Number of T-lymphocytes drops in seriously ill COVID-19 patients

„Although we knew that seriously ill COVID-19 patients generally have fewer lymphocytes in their blood“, says Dr. Christian Schultze-Florey, leader of the study together with Prof. Dr. Christian Könecke. „However, we did not know which particular subgroups and to what extent they are actually affected.“ Lymphocytes belong to the white blood cells and, like all blood cells, are formed in the bone marrow. Afterwards they must go through a gestation period in the body before they, as T- or B-lymphocytes, can recognize and attack exogenous cells like bacteria or viruses. In serious cases of COVID-19 – for instance in patients who must be given artificial respiration – all lymphocyte subtypes proved to be reduced compared to healthy controls. This was clearly less pronounced in mild COVID-19 cases.

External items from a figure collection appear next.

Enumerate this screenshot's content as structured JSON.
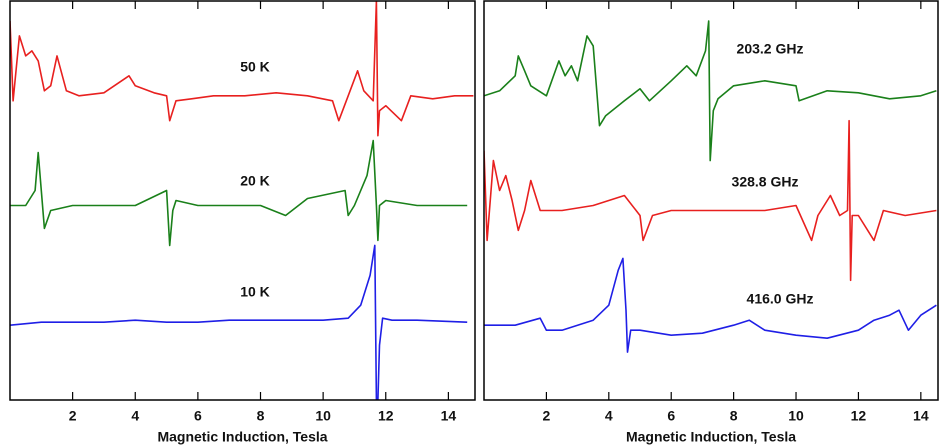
{
  "chart_data": [
    {
      "type": "line",
      "xlabel": "Magnetic Induction, Tesla",
      "xlim": [
        0,
        14.85
      ],
      "xticks": [
        2,
        4,
        6,
        8,
        10,
        12,
        14
      ],
      "ylim": [
        0,
        400
      ],
      "series": [
        {
          "name": "50 K",
          "color": "#e8201f",
          "x": [
            0,
            0.1,
            0.3,
            0.5,
            0.7,
            0.9,
            1.1,
            1.3,
            1.5,
            1.8,
            2.2,
            3,
            3.8,
            4,
            4.6,
            5,
            5.1,
            5.3,
            5.8,
            6.5,
            7.5,
            8.5,
            9.5,
            10.3,
            10.5,
            10.8,
            11.1,
            11.3,
            11.6,
            11.7,
            11.75,
            11.8,
            12,
            12.5,
            12.8,
            13.5,
            14.2,
            14.8
          ],
          "values": [
            380,
            300,
            365,
            345,
            350,
            340,
            310,
            315,
            345,
            310,
            305,
            308,
            325,
            315,
            308,
            305,
            280,
            300,
            302,
            305,
            305,
            308,
            305,
            300,
            280,
            305,
            330,
            310,
            300,
            400,
            265,
            290,
            295,
            280,
            305,
            302,
            305,
            305
          ]
        },
        {
          "name": "20 K",
          "color": "#1a801a",
          "x": [
            0,
            0.5,
            0.8,
            0.9,
            1,
            1.1,
            1.3,
            2,
            3,
            4,
            5,
            5.1,
            5.2,
            5.3,
            6,
            7,
            8,
            8.8,
            9.5,
            10.7,
            10.8,
            11,
            11.4,
            11.6,
            11.7,
            11.75,
            11.8,
            12,
            13,
            14.6
          ],
          "values": [
            195,
            195,
            210,
            248,
            210,
            172,
            190,
            195,
            195,
            195,
            210,
            155,
            190,
            200,
            195,
            195,
            195,
            185,
            202,
            210,
            185,
            195,
            225,
            260,
            195,
            160,
            195,
            200,
            195,
            195
          ]
        },
        {
          "name": "10 K",
          "color": "#1f1fe6",
          "x": [
            0,
            1,
            2,
            3,
            4,
            5,
            6,
            7,
            8,
            9,
            10,
            10.8,
            11.2,
            11.5,
            11.65,
            11.7,
            11.75,
            11.8,
            11.9,
            12.2,
            13,
            14.6
          ],
          "values": [
            75,
            78,
            78,
            78,
            80,
            78,
            78,
            80,
            80,
            80,
            80,
            82,
            95,
            125,
            155,
            0,
            0,
            55,
            82,
            80,
            80,
            78
          ]
        }
      ]
    },
    {
      "type": "line",
      "xlabel": "Magnetic Induction, Tesla",
      "xlim": [
        0,
        14.55
      ],
      "xticks": [
        2,
        4,
        6,
        8,
        10,
        12,
        14
      ],
      "ylim": [
        0,
        400
      ],
      "series": [
        {
          "name": "203.2 GHz",
          "color": "#1a801a",
          "x": [
            0,
            0.5,
            1,
            1.1,
            1.3,
            1.5,
            2,
            2.4,
            2.6,
            2.8,
            3,
            3.3,
            3.5,
            3.7,
            3.9,
            4.5,
            5,
            5.3,
            6,
            6.5,
            6.8,
            7.1,
            7.2,
            7.25,
            7.35,
            7.5,
            8,
            9,
            10,
            10.1,
            11,
            12,
            13,
            14,
            14.5
          ],
          "values": [
            305,
            310,
            325,
            345,
            330,
            315,
            305,
            340,
            325,
            335,
            320,
            365,
            355,
            275,
            285,
            300,
            312,
            300,
            320,
            335,
            325,
            350,
            380,
            240,
            290,
            302,
            315,
            320,
            315,
            300,
            310,
            308,
            302,
            305,
            310
          ]
        },
        {
          "name": "328.8 GHz",
          "color": "#e8201f",
          "x": [
            0,
            0.1,
            0.3,
            0.5,
            0.7,
            0.9,
            1.1,
            1.3,
            1.5,
            1.8,
            2.5,
            3.5,
            4.5,
            5,
            5.1,
            5.4,
            6,
            7,
            8,
            9,
            10,
            10.5,
            10.7,
            11.1,
            11.4,
            11.65,
            11.7,
            11.75,
            11.8,
            12,
            12.5,
            12.8,
            13.5,
            14.5
          ],
          "values": [
            250,
            160,
            240,
            210,
            225,
            200,
            170,
            190,
            220,
            190,
            190,
            195,
            205,
            185,
            160,
            185,
            190,
            190,
            190,
            190,
            195,
            160,
            185,
            205,
            185,
            190,
            280,
            120,
            185,
            185,
            160,
            190,
            185,
            190
          ]
        },
        {
          "name": "416.0 GHz",
          "color": "#1f1fe6",
          "x": [
            0,
            1,
            1.8,
            2,
            2.5,
            3,
            3.5,
            4,
            4.3,
            4.45,
            4.55,
            4.6,
            4.7,
            5,
            6,
            7,
            8,
            8.5,
            9,
            10,
            11,
            12,
            12.5,
            13,
            13.3,
            13.6,
            14,
            14.5
          ],
          "values": [
            75,
            75,
            82,
            70,
            70,
            75,
            80,
            95,
            130,
            142,
            90,
            48,
            70,
            70,
            65,
            67,
            75,
            80,
            70,
            65,
            62,
            70,
            80,
            85,
            90,
            70,
            85,
            95
          ]
        }
      ]
    }
  ]
}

„Of groundbreaking significance was also the fact that the COVID-19 patients with a milder level of disease displayed more effector T cells already on admission to hospital than patients more seriously affected“, explained Prof. Könecke. Effector T cells are particularly activated T cells that either directly destroy diseased cells or alert the immune system with messenger substances and thus attract additional immune cells. The researchers were also able to detect differences in the course of the COVID-19 disease. If the patients recover from the infection with SARS-CoV-2 and their state of health improves, the number of effector cells in the blood also clearly increases. Memory cells too, which, as a particular form of T cells, recognize pathogens in a reinfection and can thus fight them more rapidly, can be strongly detected again in the course of recovery. If there is no improvement of the disease, however, no such increase occurs.

A more targeted diagnosis and more effective treatment possible

„The T-cell immune response seems to play a decisive role in COVID-19“, says Prof. Dr. Reinhold Förster, Head of the Institute of Immunology. The general decline in lymphocyte subtypes and the effector T-cells could therefore serve as biomarkers to assess the severity of the disease at an early stage by measuring the immune status. „That is important because some patients may seem to be clinically stable when initially admitted to hospital, but already shortly afterwards a severe course of COVID-19 occurs“, emphasizes the Principal Investigator, Dr. Schultze-Florey. These patients could be treated more rapidly and more effectively with a targeted diagnosis. The course of therapy could also possibly be predicted with the aid of the T-cell markers. Thus, already during the treatment it could be monitored whether the patients are responding to it and whether their state of health can be expected to improve.